In July 2011 the Italian government had unofficially provided the Libyan rebels after consulting with NATO, with around 30,000 AK-47 rifles, a few thousand rounds of 32mm shells, 5,000 Katyousha type rockets, 400 Fagot type rockets and 11,000 anti-tank rockets. This equipment was from a 1994 confiscation of a vessel coming from Ukraine trying at that period to illegally arm various fractions during the Bosnian war. 

The Italian authorities acting on a tip from the British intelligence intercepted this vast cargo. The main issue is that since 2011 there has been no confirmation on the whereabouts of the arms provided to the rebels with no guarantee that they have not ended up to international terrorist or criminal groups.

The American authorities are estimating that around 1 million Kalashnikov rifles are circulating in Libya and that 5,000 anti-missile rockets have been sold to various third-parties. It is of interest to note that in Sinai Peninsula, local Islamist groups are said to be supplied with SA-24 missiles with a cost of just 3,000 USD.

During summer 2012, as battles were raging in Syria's civil war, a shipment of at least 400 tons of arms made it to Syria from Libya, after they illegally reached Turkey in order to eventually supply the Syrian rebels. There is no account where the weapons are nowadays. 

In a broad scale the researches so far have showed that the various Libyan looted arms have ended up in:

- Gaza Strip and Sinai Peninsula (Hamas, Al Qaeda of Sinai, Palestinian Jihad)

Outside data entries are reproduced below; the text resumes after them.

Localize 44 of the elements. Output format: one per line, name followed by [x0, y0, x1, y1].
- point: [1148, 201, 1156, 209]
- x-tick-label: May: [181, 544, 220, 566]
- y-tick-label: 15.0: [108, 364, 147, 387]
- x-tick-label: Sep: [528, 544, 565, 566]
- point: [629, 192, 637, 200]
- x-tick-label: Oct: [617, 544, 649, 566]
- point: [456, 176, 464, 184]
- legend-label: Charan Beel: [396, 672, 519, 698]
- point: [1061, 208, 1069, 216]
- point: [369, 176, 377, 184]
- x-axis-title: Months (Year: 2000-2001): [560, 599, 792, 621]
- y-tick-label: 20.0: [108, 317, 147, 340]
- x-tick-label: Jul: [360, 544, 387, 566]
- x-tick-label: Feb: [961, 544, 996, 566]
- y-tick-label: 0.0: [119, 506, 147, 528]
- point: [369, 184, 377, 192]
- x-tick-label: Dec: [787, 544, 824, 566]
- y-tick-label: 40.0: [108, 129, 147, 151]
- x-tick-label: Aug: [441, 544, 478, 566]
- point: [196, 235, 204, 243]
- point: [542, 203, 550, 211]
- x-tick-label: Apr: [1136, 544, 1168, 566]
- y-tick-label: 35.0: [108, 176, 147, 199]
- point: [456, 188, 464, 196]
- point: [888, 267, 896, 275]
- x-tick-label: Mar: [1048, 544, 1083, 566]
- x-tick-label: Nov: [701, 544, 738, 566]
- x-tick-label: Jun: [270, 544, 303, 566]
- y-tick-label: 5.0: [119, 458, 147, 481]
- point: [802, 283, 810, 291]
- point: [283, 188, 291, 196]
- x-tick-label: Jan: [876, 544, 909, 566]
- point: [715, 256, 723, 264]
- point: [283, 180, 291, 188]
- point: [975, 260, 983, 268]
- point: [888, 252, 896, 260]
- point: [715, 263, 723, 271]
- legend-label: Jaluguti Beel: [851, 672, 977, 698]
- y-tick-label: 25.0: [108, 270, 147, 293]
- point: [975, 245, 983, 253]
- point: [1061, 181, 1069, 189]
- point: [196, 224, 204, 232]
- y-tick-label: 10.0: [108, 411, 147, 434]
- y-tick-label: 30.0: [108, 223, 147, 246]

- Maghreb -Sahel regions (AQIM, Al Qaeda of Maghreb, Tuareg tribes)

- Sudan and Eritrea

- Nigeria (Boko Haram and local mafias)

- Somalia (Pirate groups, Al Shabaab)

- Syria (Islamist rebels)

- Yemen (Islamist groups)

- Egypt (Local criminal networks)

All the above, in conjunction with the lootings of many arms sites in Syria have literally flooded North Africa and the Middle East with arms. If one adds that there is still a significant trafficking of weapons that were looted since 2003 in Iraq, then it is more than likely that street prices will drop, thus providing an incentive for large shipments to be exported to Europe in order to supply various criminal, nationalistic, and terrorist networks, as well as, in Caucasus in order to be used by Islamist rebels there. 

The transfer of these shipments will naturally follow the well-established routes of contraband trade of hashish (From Morocco to Spain), the illegal immigration route (From Tunis & Libya to Italy) and the Balkan narcotics route (From Turkey-to the Balkans upwards to central Europe). It has to be noted that other routes may apply, if one takes into account that a speed boat that can carry half a ton of cargo can reach the Southern Shores of Greece from Libya in less than one night travel, with good chances of being undetected by Naval radars, depending on weather conditions. Other routes that can apply are the Black Sea ones (Turkey to Ukraine or Romania-Bulgaria), or through bogus shipping companies, sailing from major contraband hubs like Beirut towards Montenegro, Albania or Croatia.